Die European Games werden in Krakau eröffnet. Neben Sommer-Skisprung, Beach Handball und Padel sind auch viele olympische Sportarten zu sehen.

Padel-Spielerin Dorien Cuypers beim Rückhandschlag

Dorien Cuypers wird bei der Padel-Premiere der European Games Belgien vertreten Foto: imago

Im Angebot der verschiedenen Spiele kommt der Sportfreund leicht durcheinander. Daher ist ein Verlesen der Beipackzettel unabdingbar. Am Mittwoch beginnen also die European Games in Krakau und ein paar anderen polnischen Städten. Diese Games gibt es seit 2015. Sie werden im Vierjahres-Rhythmus ausgetragen. Die Spiele machten bisher Station im europäischen Kernland Aserbaidschan sowie in der Hochburg für Demokratie und Menschenrechte, Belarus.

Im Schleudergang des Sportswashing glaubten die Herren Lukaschenko und Alijew ihre Weste und das Image ihrer Länder reinzuwaschen. Der eine gab allein fünf Millionen Euro für Blumenrabatten aus, der andere noch ein paar Euro mehr, sodass ein österreichischer Trainer der Ringer beim Anblick von Alijew’schen Dörfern sagte: „Für die Sportler war es cool. Olympisches Flair, die hatten alles. Und vom Flughafen in die Stadt haben sie Prachtstraßen gebaut. Aber wehe, du hast hinter den Zaun oder in die Nebenstraße geschaut.“

Die European Games sind nicht zu verwechseln mit den European Championships, die zwar auch ein „Multisportevent“ sind, sich aber darauf spezialisiert haben, ganz viele Europameisterschaften örtlich und zeitlich zu bündeln. Auch diese Spiele sind jung an Jahren. Erstmals fanden sie 2018 in Berlin und Glasgow statt, 2022 kam München zum Zug.

Die European Championships lassen sich offensichtlich nicht so einfach von Autokraten vereinnahmen, was wohl auch auf die European Masters Games zutreffen sollte. Diese Spielart im Besitz der International Masters Games Association (IMGA) sportelte ab 2008 in Italien, Frankreich oder Schweden. Gerade werden die Masters Games im finnischen Tampere ausgetragen, und teilnehmen dürfen nur über 30-Jährige.
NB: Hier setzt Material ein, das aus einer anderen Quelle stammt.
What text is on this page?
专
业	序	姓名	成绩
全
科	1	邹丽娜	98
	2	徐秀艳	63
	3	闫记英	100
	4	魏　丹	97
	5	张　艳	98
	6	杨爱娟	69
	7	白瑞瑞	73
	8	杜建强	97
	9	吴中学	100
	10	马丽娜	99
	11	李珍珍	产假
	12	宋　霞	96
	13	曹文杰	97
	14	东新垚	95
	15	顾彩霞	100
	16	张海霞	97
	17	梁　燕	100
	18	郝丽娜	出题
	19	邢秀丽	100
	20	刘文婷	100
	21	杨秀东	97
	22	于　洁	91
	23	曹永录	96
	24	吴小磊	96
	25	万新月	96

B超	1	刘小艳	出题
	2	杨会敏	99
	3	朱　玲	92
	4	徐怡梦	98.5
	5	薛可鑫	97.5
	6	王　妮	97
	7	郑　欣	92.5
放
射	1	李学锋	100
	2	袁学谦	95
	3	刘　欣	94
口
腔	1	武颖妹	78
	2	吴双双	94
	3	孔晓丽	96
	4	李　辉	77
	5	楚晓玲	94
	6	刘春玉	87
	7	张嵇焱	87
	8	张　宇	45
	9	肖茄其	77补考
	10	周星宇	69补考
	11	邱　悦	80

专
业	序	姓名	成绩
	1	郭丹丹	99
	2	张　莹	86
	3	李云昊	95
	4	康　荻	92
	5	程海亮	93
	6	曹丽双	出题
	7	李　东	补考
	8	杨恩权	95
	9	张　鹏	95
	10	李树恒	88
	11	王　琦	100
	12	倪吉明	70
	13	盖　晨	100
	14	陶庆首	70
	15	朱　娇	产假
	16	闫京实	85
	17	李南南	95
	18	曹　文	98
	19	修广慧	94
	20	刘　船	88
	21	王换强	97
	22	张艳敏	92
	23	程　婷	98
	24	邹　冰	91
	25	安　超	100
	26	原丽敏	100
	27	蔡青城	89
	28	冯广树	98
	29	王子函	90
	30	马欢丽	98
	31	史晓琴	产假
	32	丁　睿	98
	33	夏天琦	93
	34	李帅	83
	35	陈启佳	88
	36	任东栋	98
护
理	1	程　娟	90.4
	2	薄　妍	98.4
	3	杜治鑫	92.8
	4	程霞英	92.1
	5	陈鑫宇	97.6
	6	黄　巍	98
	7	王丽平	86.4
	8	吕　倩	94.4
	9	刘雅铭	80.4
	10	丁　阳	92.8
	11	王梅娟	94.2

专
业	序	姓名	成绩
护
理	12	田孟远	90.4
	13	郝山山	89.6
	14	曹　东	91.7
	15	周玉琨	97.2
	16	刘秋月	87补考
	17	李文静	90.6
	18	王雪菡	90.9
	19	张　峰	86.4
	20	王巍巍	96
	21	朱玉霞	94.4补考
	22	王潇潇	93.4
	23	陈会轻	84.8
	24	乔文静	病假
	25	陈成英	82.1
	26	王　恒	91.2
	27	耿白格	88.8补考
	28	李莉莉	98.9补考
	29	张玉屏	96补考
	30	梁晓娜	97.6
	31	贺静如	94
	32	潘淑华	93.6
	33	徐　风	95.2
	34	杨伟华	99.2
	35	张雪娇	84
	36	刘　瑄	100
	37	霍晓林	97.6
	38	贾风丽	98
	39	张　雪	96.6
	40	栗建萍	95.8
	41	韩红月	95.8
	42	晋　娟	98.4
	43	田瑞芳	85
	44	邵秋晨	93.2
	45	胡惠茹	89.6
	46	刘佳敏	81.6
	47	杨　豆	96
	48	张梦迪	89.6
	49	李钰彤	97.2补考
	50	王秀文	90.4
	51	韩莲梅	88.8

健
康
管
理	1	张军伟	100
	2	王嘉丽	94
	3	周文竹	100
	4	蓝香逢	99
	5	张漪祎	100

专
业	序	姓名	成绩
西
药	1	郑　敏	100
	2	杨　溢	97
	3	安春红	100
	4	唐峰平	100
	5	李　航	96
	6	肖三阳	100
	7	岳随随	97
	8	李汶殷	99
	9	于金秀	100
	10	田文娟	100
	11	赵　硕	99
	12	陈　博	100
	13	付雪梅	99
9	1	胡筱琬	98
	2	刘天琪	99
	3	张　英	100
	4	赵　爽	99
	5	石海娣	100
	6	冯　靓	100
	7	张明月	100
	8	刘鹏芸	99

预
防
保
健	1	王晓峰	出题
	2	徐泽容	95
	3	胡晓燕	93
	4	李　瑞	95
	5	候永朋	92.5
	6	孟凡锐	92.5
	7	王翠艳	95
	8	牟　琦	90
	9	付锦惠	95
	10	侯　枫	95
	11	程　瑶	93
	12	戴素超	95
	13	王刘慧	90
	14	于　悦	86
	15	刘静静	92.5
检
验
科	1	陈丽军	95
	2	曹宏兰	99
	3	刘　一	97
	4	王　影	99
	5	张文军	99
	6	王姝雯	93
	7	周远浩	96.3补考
Das ist angesichts des Fitnessbooms und des Heeres rüstiger Rentner zu begrüßen, auch der Tagesordnungspunkt Orientierungslauf verdient Respekt, handelt es sich doch um eine arg marginalisierte Sportart.

Eigener Streamingkanal

Wir wollen nicht noch extra auf die IQA European Games eingehen, das würde nur noch mehr Verwirrung stiften, also bleiben wir bei den ordinären European Games in Polen, die bis Anfang Juli gehen. Knapp 7.000 Sportler und Sportlerinnen werden um Medaillen in 29 Sportarten kämpfen.

„Diese Games sind noch ein Fremdkörper im vorolympischen Jahr“, schrieb die Süddeutsche Zeitung einst, und an dieser Einschätzung hat sich bis heute nichts geändert. Die Games waren und sind ein merkwürdiges Konstrukt, das auf dem Mist des European Olympic Committees (EOC) gewachsen ist, das nicht einmal annähernd an die Bedeutung des Internationalen Olympischen Komitees (IOC) heranreicht.

In der Auswahl der Ausrichter agiert es offensichtlich rücksichtslos, und das größte Verdienst des EOC in diesem Jahr besteht wohl darin, einen Fernsehvertrag mit der European Broadcasting Union (EBU) für die Krakau-Spiele hinbekommen zu haben.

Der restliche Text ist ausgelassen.